Diesen Anforderungen wird die Beschwerdebegründung nicht gerecht. Die vor dem LSG anwaltlich vertretene Klägerin bezeichnet bereits keinen prozessordnungsgemäßen Beweisantrag, den sie im Verfahren vor dem LSG bis zum Schluss der mündlichen Verhandlung aufrechterhalten hat. Der förmliche Beweisantrag hat Warnfunktion und soll der Tatsacheninstanz unmittelbar vor der Entscheidung signalisieren, dass ein Beteiligter die gerichtliche Aufklärungspflicht noch für defizitär hält. Diese Warnfunktion des Beweisantrags verfehlen "Beweisantritte" und Beweisgesuche, die lediglich in der Berufungsschrift oder sonstigen Schriftsätzen enthalten sind (zB BSG Beschluss vom 16.3.2022 - B 2 U 164/21 B - juris RdNr 17; BSG Beschluss vom 14.7.2021 - B 6 KA 42/20 B - juris RdNr 7 mwN; BSG Beschluss vom 29.3.2007 - B 9a VJ 5/06 B - SozR 4-1500 § 160 Nr 13 RdNr 11 mwN). So liegt es hier, wenn die Beschwerdebegründung auf Anregungen und Anträge in den Schriftsätzen vom 10.2.2021, 2.11.2021 und 16.2.2022 und damit auf solche vor der mündlichen Verhandlung am 12.4.2022 abstellt. Die Klägerin legt nicht dar, dass sie einen Beweisantrag gestellt hat, nachdem der Senat dort keinen weiteren Ermittlungsbedarf nach seiner Zwischenberatung gesehen hat. Dies wäre für eine Sachaufklärungsrüge jedoch erforderlich gewesen. Die Ansicht der Klägerin, das Gericht hätte den Sachverhalt weiter aufklären müssen, kann mangels Beweisantrags nicht zur Zulassung der Revision führen. Bloße Beweisanregungen sind im Hinblick auf die Voraussetzungen einer Sachaufklärungsrüge ohnehin nicht ausreichend (zB BSG Beschluss vom 15.8.2022 - B 2 U 141/21 B - juris RdNr 14; BSG Beschluss vom 12.12.2003 - B 13 RJ 179/03 B - SozR 4-1500 § 160a Nr 3 RdNr 6 mwN; allg zur Abgrenzung eines Beweisantrags von einer unbeachtlichen Beweisanregung BSG Beschluss vom 24.5.1993 - 9 BV 26/93 - SozR 3-1500 § 160 Nr 9 S 20 = juris RdNr 4).

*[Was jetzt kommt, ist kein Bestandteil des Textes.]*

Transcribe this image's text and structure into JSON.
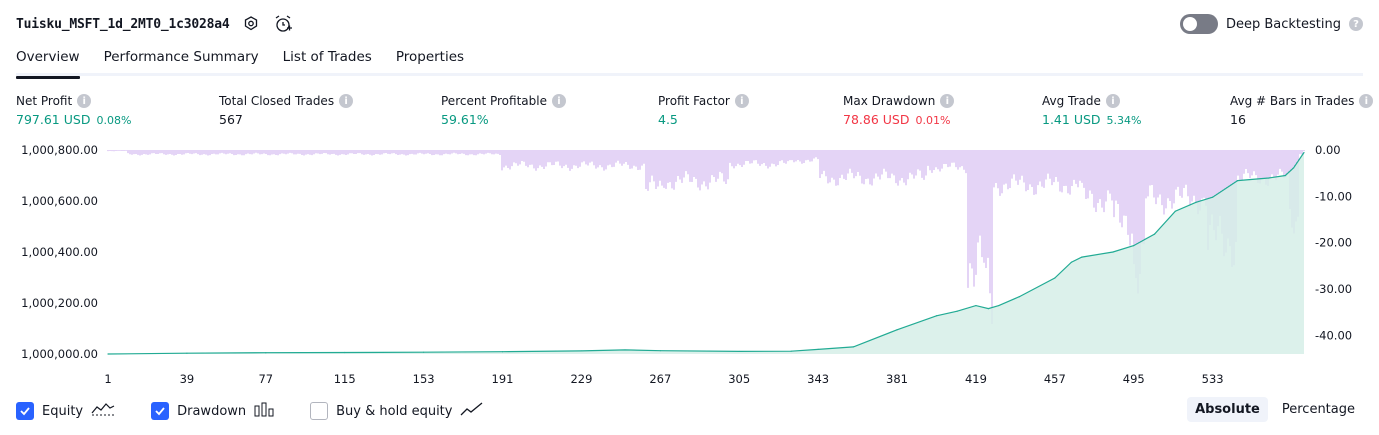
{
  "header": {
    "strategy_name": "Tuisku_MSFT_1d_2MT0_1c3028a4",
    "deep_backtesting_label": "Deep Backtesting",
    "deep_backtesting_enabled": false
  },
  "tabs": [
    {
      "label": "Overview",
      "active": true
    },
    {
      "label": "Performance Summary",
      "active": false
    },
    {
      "label": "List of Trades",
      "active": false
    },
    {
      "label": "Properties",
      "active": false
    }
  ],
  "metrics": {
    "net_profit": {
      "label": "Net Profit",
      "value": "797.61",
      "unit": "USD",
      "pct": "0.08%"
    },
    "total_closed_trades": {
      "label": "Total Closed Trades",
      "value": "567"
    },
    "percent_profitable": {
      "label": "Percent Profitable",
      "value": "59.61%"
    },
    "profit_factor": {
      "label": "Profit Factor",
      "value": "4.5"
    },
    "max_drawdown": {
      "label": "Max Drawdown",
      "value": "78.86",
      "unit": "USD",
      "pct": "0.01%"
    },
    "avg_trade": {
      "label": "Avg Trade",
      "value": "1.41",
      "unit": "USD",
      "pct": "5.34%"
    },
    "avg_bars": {
      "label": "Avg # Bars in Trades",
      "value": "16"
    }
  },
  "chart_data": {
    "type": "area",
    "x_ticks": [
      "1",
      "39",
      "77",
      "115",
      "153",
      "191",
      "229",
      "267",
      "305",
      "343",
      "381",
      "419",
      "457",
      "495",
      "533"
    ],
    "x_range": [
      1,
      577
    ],
    "y_left_ticks": [
      "1,000,800.00",
      "1,000,600.00",
      "1,000,400.00",
      "1,000,200.00",
      "1,000,000.00"
    ],
    "y_left_range": [
      1000000,
      1000800
    ],
    "y_right_ticks": [
      "0.00",
      "-10.00",
      "-20.00",
      "-30.00",
      "-40.00"
    ],
    "y_right_range": [
      -44,
      0
    ],
    "series": [
      {
        "name": "Equity",
        "kind": "area",
        "color": "#22ab94",
        "fill": "#d6efe8",
        "points": [
          [
            1,
            1000000
          ],
          [
            39,
            1000003
          ],
          [
            77,
            1000005
          ],
          [
            115,
            1000006
          ],
          [
            153,
            1000007
          ],
          [
            191,
            1000009
          ],
          [
            229,
            1000012
          ],
          [
            250,
            1000016
          ],
          [
            267,
            1000013
          ],
          [
            305,
            1000010
          ],
          [
            330,
            1000011
          ],
          [
            343,
            1000018
          ],
          [
            360,
            1000028
          ],
          [
            381,
            1000095
          ],
          [
            400,
            1000150
          ],
          [
            410,
            1000168
          ],
          [
            419,
            1000190
          ],
          [
            425,
            1000178
          ],
          [
            430,
            1000190
          ],
          [
            440,
            1000225
          ],
          [
            457,
            1000298
          ],
          [
            465,
            1000360
          ],
          [
            470,
            1000380
          ],
          [
            485,
            1000400
          ],
          [
            495,
            1000425
          ],
          [
            505,
            1000470
          ],
          [
            515,
            1000560
          ],
          [
            525,
            1000595
          ],
          [
            533,
            1000615
          ],
          [
            545,
            1000680
          ],
          [
            560,
            1000690
          ],
          [
            568,
            1000700
          ],
          [
            572,
            1000730
          ],
          [
            577,
            1000790
          ]
        ]
      },
      {
        "name": "Drawdown",
        "kind": "bars",
        "color": "#c9a9ee",
        "bands": [
          {
            "from": 1,
            "to": 10,
            "depth": 0.3
          },
          {
            "from": 10,
            "to": 190,
            "depth": 1.2
          },
          {
            "from": 190,
            "to": 260,
            "depth": 4.5
          },
          {
            "from": 260,
            "to": 268,
            "depth": 11
          },
          {
            "from": 268,
            "to": 300,
            "depth": 9
          },
          {
            "from": 300,
            "to": 330,
            "depth": 4
          },
          {
            "from": 330,
            "to": 343,
            "depth": 3
          },
          {
            "from": 343,
            "to": 395,
            "depth": 8
          },
          {
            "from": 395,
            "to": 415,
            "depth": 5
          },
          {
            "from": 415,
            "to": 423,
            "depth": 33
          },
          {
            "from": 423,
            "to": 427,
            "depth": 43
          },
          {
            "from": 427,
            "to": 470,
            "depth": 10
          },
          {
            "from": 470,
            "to": 485,
            "depth": 14
          },
          {
            "from": 485,
            "to": 495,
            "depth": 21
          },
          {
            "from": 495,
            "to": 500,
            "depth": 33
          },
          {
            "from": 500,
            "to": 530,
            "depth": 14
          },
          {
            "from": 530,
            "to": 545,
            "depth": 26
          },
          {
            "from": 545,
            "to": 570,
            "depth": 8
          },
          {
            "from": 570,
            "to": 575,
            "depth": 19
          },
          {
            "from": 575,
            "to": 577,
            "depth": 1
          }
        ]
      }
    ]
  },
  "legend": [
    {
      "label": "Equity",
      "checked": true,
      "icon": "equity-line-icon"
    },
    {
      "label": "Drawdown",
      "checked": true,
      "icon": "drawdown-bars-icon"
    },
    {
      "label": "Buy & hold equity",
      "checked": false,
      "icon": "buy-hold-line-icon"
    }
  ],
  "mode": {
    "absolute_label": "Absolute",
    "percentage_label": "Percentage",
    "selected": "Absolute"
  },
  "colors": {
    "green": "#089981",
    "red": "#f23645",
    "accent": "#2962ff"
  }
}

Ferner zeigt die Beschwerdebegründung nicht auf, warum das LSG sich aus seiner sachlich-rechtlichen Sicht zu weiteren Ermittlungen hätte gedrängt fühlen müssen. § 160 Abs 2 Nr 3 SGG ist im Hinblick auf das Erfordernis "ohne hinreichende Begründung" nicht formell, sondern materiell im Sinne von "ohne hinreichenden Grund" zu verstehen (BSG Beschluss vom 15.8.2022 - B 2 U 141/21 B - juris RdNr 15; BSG Beschluss vom 27.1.2021 - B 13 R 77/20 B - juris RdNr 7 mwN; BSG Beschluss vom 31.7.1975 - 5 BJ 28/75 - SozR 1500 § 160 Nr 5 S 6 = juris RdNr 2). Entscheidend ist, ob sich das LSG von seinem sachlich-rechtlichen Standpunkt aus hätte gedrängt fühlen müssen, den beantragten Beweis zu erheben, weil nach den dem LSG vorliegenden Beweismitteln Fragen zum tatsächlichen Sachverhalt aus seiner rechtlichen Sicht erkennbar offengeblieben sind. Vor diesem Hintergrund besteht eine verfahrensrechtliche Pflicht zur Einholung weiterer Sachverständigengutachten nur dann, wenn vorhandene Gutachten iS von § 118 Abs 1 Satz 1 SGG iVm § 412 Abs 1 ZPO ungenügend sind, weil sie grobe Mängel oder unlösbare Widersprüche enthalten oder von unzutreffenden sachlichen Voraussetzungen ausgehen oder Anlass zu Zweifeln an der Sachkunde des Gutachters geben (vgl BSG Beschluss vom 15.8.2022 - B 2 U 141/21 B - juris RdNr 15; BSG Beschluss vom 27.1.2021 - B 13 R 77/20 B - juris RdNr 7 mwN; BSG Beschluss vom 12.12.2003 - B 13 RJ 179/03 B - SozR 4-1500 § 160a Nr 3 RdNr 9).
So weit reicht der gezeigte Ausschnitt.